The book was, is, The History of Women in Quebec. Page 42 contains a paragraph about my ancestor, Marie Morin. (My grandfather, Honore Morin, belongs to the same family tree.) Here’s my translation:

“Marie Morin was born in Quebec in 1649. At 13 years old, she decided to enter the Hospitaller Order of nursing nuns in Montreal. (Ville Marie, as it was known at the time). In 1697 she began to write the history of her community. A Simple and True History, the Annals of Hotel Dieu Hospital of Montreal. Her mother, Helen Desportes, was the first (European) child born in Quebec. Marie Morin was the first nun born in Canada. So, Marie Morin is the first writer and historian born in Canada. And so, Canada’s first writer is a woman.”

I went to the Laval university library to hunt down the book, then painstakingly slogged my way through the 17th century French. It wasn’t until 2010 that I got my hands on an English translation of the book, thanks to a nun scholar I later interviewed who dedicated years “struggling to get across the extent of the nursing nuns precarious, dangerous, and frustrating situation.”

Marie was first and foremost a storyteller. I got the sense she was never without a pen, although it would have been a quill, and she would have had to have made her own ink. She wrote glowing reports of her superiors; she also spied on them and reported on their extreme self-punishments. These were women born in the era of martyrs, when dying for your faith held as much force and emotion as a parent dying for a child.

But these were also nurses, who, except for Marie, were born in France and plopped down in Montreal, the most violent city in North America. They took in anyone who was sick or injured. And there were plenty of injuries when you consider the wars between indigenous tribes, between French and English, between tribes and Europeans, not to mention brawls among soldiers, sailors, traders, coureurs-de-bois and colonists, often dead drunk. The number one “ailment” of patients was “head injury.”

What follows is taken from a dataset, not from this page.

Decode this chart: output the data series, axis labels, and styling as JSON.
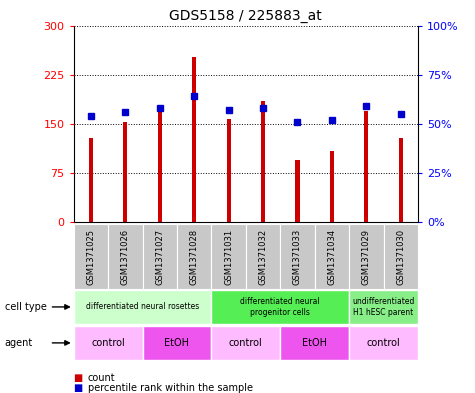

These women had little time evangelize. Instead they prayed unceasingly while feeding, bandaging and applying poultices. They even earned the trust of the Iroquois, who healed under their ministrations. They were first and foremost nurses, I tell myself, to lessen the repugnance (a word of their own) for the behaviours of missionaries bent on converting heathens.

When I moved to Val Marie in 2014, I decided to face my history for the very simple and true reason that it is my history. I can resent the past, but it is part of my heritage. And what better place to write about a bunch of nuns than in the Convent Inn, in the heart of Val Marie, on the edge of the Grasslands National Park.

I can’t tell you how many times I threw the Annals across the room and how many times I walked across the room to pick it up, wanting to both know and reckon with all the stories. My desire is to locate the courageous, the transcendent and the irrepressible spirit of my 17th C ancestors, to discover what made onlookers of the age call them “spiritual amazons.” By locating the goodness, I can witness the perverse and punitive and break with its ancient hold, once and for all.

Every good story is hard to tell because it is full of paradoxes. And like life, it must be a witness to extremes; it must hold steady in the midst of ambiguity and ambivalence. In stories, we find our common humanity; we find a way to tell the truth, plain and simple. And, naturally, full stories entertain and captivate, and anything less is mere marketing.